Ritesh Presswala & Karthik Krishnan
Sugar has been on an 18-month high — no pun intended. The sweetening agent was trading at close to Rs 3600 a quintal (a quintal is 100 kg) on Wednesday. It also saw its biggest gain in a month.
One of the main contributors to the rise in sugar prices was Brazil’s gaining currency. The South American country is the world’s top producer and exporter of sugar and if its output falls, supplies will shrink, leading to a spike in prices. A weak real is good for Brazil’s exporters.
But during this year Brazil’s currency has gone up 15 percent so far against the US dollar – and that has made all the difference. Sugar exports from the country became uncompetitive. Therefore, there was a shortfall in supply. Other major exporters including India, Vietnam, Thailand and Pakistan looked to fill in the gap.
However, in India, drought played spoilsport and hurt the crop. The production fell as a result.

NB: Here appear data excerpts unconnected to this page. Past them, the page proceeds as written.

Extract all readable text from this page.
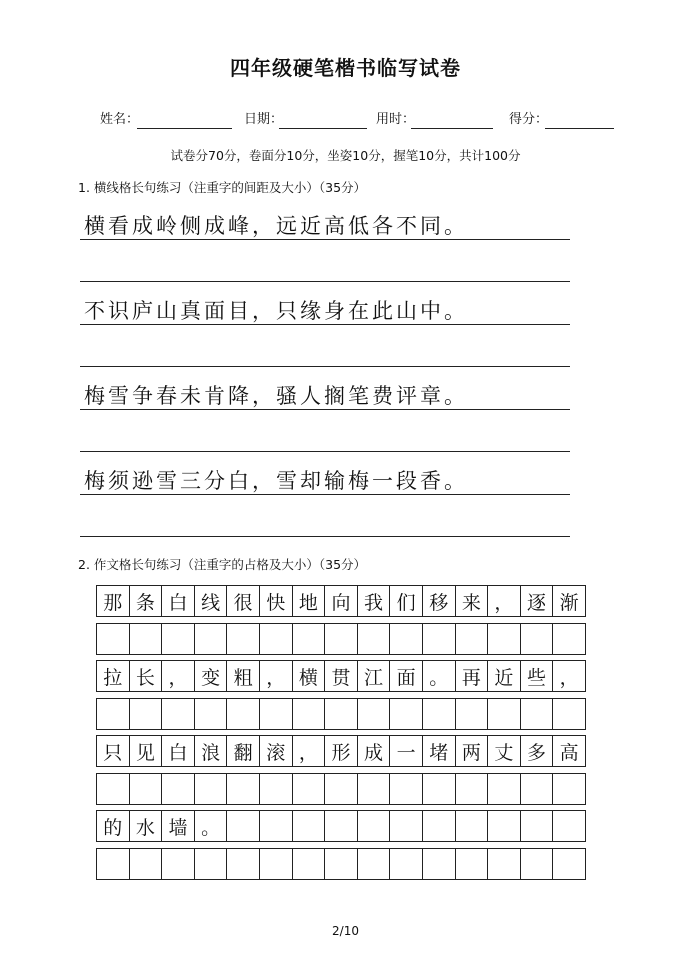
四年级硬笔楷书临写试卷
姓名：	日期：	用时：	得分：
试卷分70分，卷面分10分，坐姿10分，握笔10分，共计100分
1. 横线格长句练习（注重字的间距及大小）（35分）
横看成岭侧成峰，远近高低各不同。
不识庐山真面目，只缘身在此山中。
梅雪争春未肯降，骚人搁笔费评章。
梅须逊雪三分白，雪却输梅一段香。
2. 作文格长句练习（注重字的占格及大小）（35分）
那 条 白 线 很 快 地 向 我 们 移 来 ， 逐 渐
拉 长 ， 变 粗 ， 横 贯 江 面 。 再 近 些 ，
只 见 白 浪 翻 滚 ， 形 成 一 堵 两 丈 多 高
的 水 墙 。
2/10
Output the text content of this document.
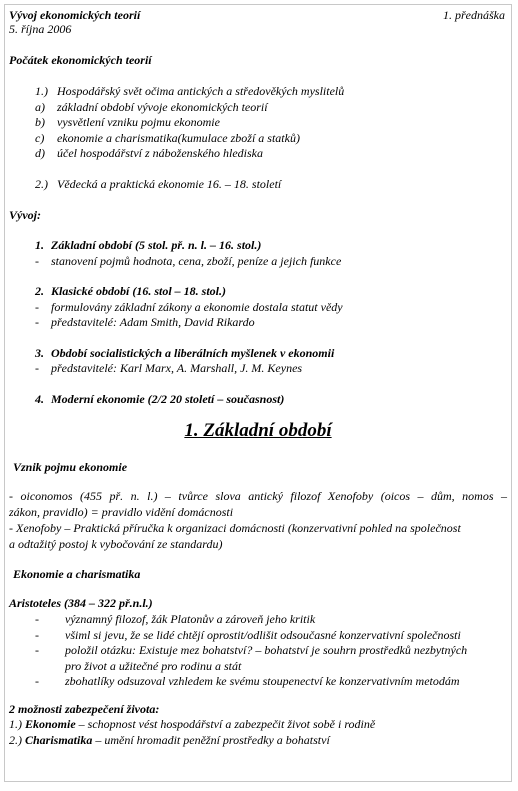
Vývoj ekonomických teorií	1. přednáška
5. října 2006
Počátek ekonomických teorií
1.) Hospodářský svět očima antických a středověkých myslitelů
a)	základní období vývoje ekonomických teorií
b)	vysvětlení vzniku pojmu ekonomie
c)	ekonomie a charismatika(kumulace zboží a statků)
d)	účel hospodářství z náboženského hlediska
2.) Vědecká a praktická ekonomie 16. – 18. století
Vývoj:
1. Základní období (5 stol. př. n. l. – 16. stol.)
-	stanovení pojmů hodnota, cena, zboží, peníze a jejich funkce
2. Klasické období (16. stol – 18. stol.)
-	formulovány základní zákony a ekonomie dostala statut vědy
-	představitelé: Adam Smith, David Rikardo
3. Období socialistických a liberálních myšlenek v ekonomii
-	představitelé: Karl Marx, A. Marshall, J. M. Keynes
4. Moderní ekonomie (2/2 20 století – současnost)
1. Základní období
Vznik pojmu ekonomie
- oiconomos (455 př. n. l.) – tvůrce slova antický filozof Xenofoby (oicos – dům, nomos –
zákon, pravidlo) = pravidlo vidění domácnosti
- Xenofoby – Praktická příručka k organizaci domácnosti (konzervativní pohled na společnost
a odtažitý postoj k vybočování ze standardu)
Ekonomie a charismatika
Aristoteles (384 – 322 př.n.l.)
-	významný filozof, žák Platonův a zároveň jeho kritik
-	všiml si jevu, že se lidé chtějí oprostit/odlišit odsoučasné konzervativní společnosti
-	položil otázku: Existuje mez bohatství? – bohatství je souhrn prostředků nezbytných
pro život a užitečné pro rodinu a stát
-	zbohatlíky odsuzoval vzhledem ke svému stoupenectví ke konzervativním metodám
2 možnosti zabezpečení života:
1.) Ekonomie – schopnost vést hospodářství a zabezpečit život sobě i rodině
2.) Charismatika – umění hromadit peněžní prostředky a bohatství
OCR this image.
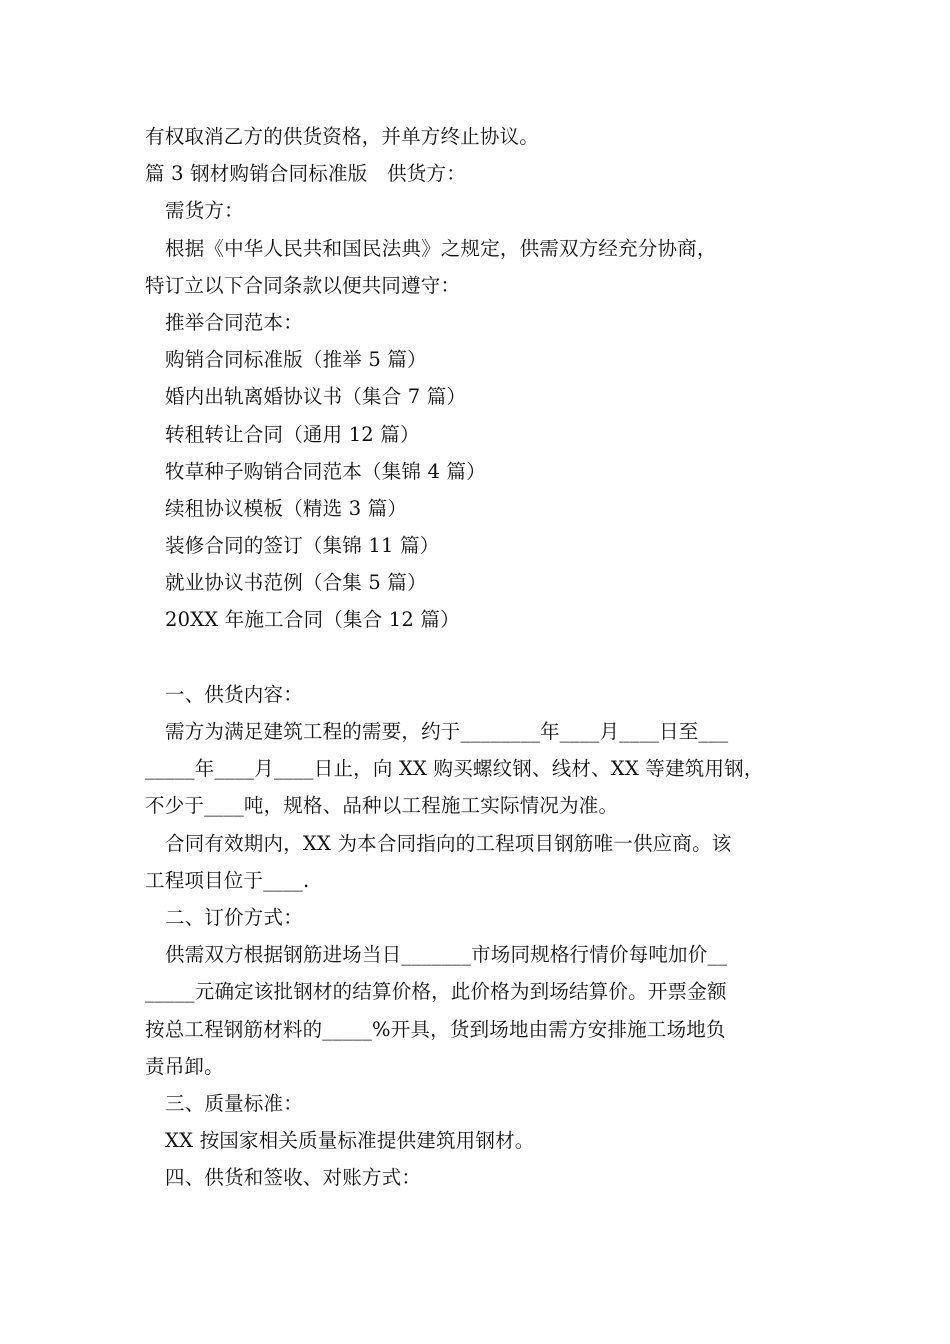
有权取消乙方的供货资格，并单方终止协议。
篇 3 钢材购销合同标准版　供货方：
需货方：
根据《中华人民共和国民法典》之规定，供需双方经充分协商，
特订立以下合同条款以便共同遵守：
推举合同范本：
购销合同标准版（推举 5 篇）
婚内出轨离婚协议书（集合 7 篇）
转租转让合同（通用 12 篇）
牧草种子购销合同范本（集锦 4 篇）
续租协议模板（精选 3 篇）
装修合同的签订（集锦 11 篇）
就业协议书范例（合集 5 篇）
20XX 年施工合同（集合 12 篇）
一、供货内容：
需方为满足建筑工程的需要，约于________年____月____日至___
_____年____月____日止，向 XX 购买螺纹钢、线材、XX 等建筑用钢，
不少于____吨，规格、品种以工程施工实际情况为准。
合同有效期内，XX 为本合同指向的工程项目钢筋唯一供应商。该
工程项目位于____.
二、订价方式：
供需双方根据钢筋进场当日_______市场同规格行情价每吨加价__
_____元确定该批钢材的结算价格，此价格为到场结算价。开票金额
按总工程钢筋材料的_____%开具，货到场地由需方安排施工场地负
责吊卸。
三、质量标准：
XX 按国家相关质量标准提供建筑用钢材。
四、供货和签收、对账方式：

To be fair, the Cabinet had on April 28 given its all-clear to Food Ministry’s move to empower state governments to impose stock holding limits on sugar traders. But that still hasn’t had a great impact on prices coming down, thanks to the drought.
Sugar prices have overtaken Rs 40 a kg in most places. Reports suggest that India’s sugar output may come down to 25 million tonnes in FY16 (marketing year is between October-September), as against 28.3 million tonnes in the previous year.
While the price hike is certainly bad news for consumers, sugar mills and their investors have somethig to smile about.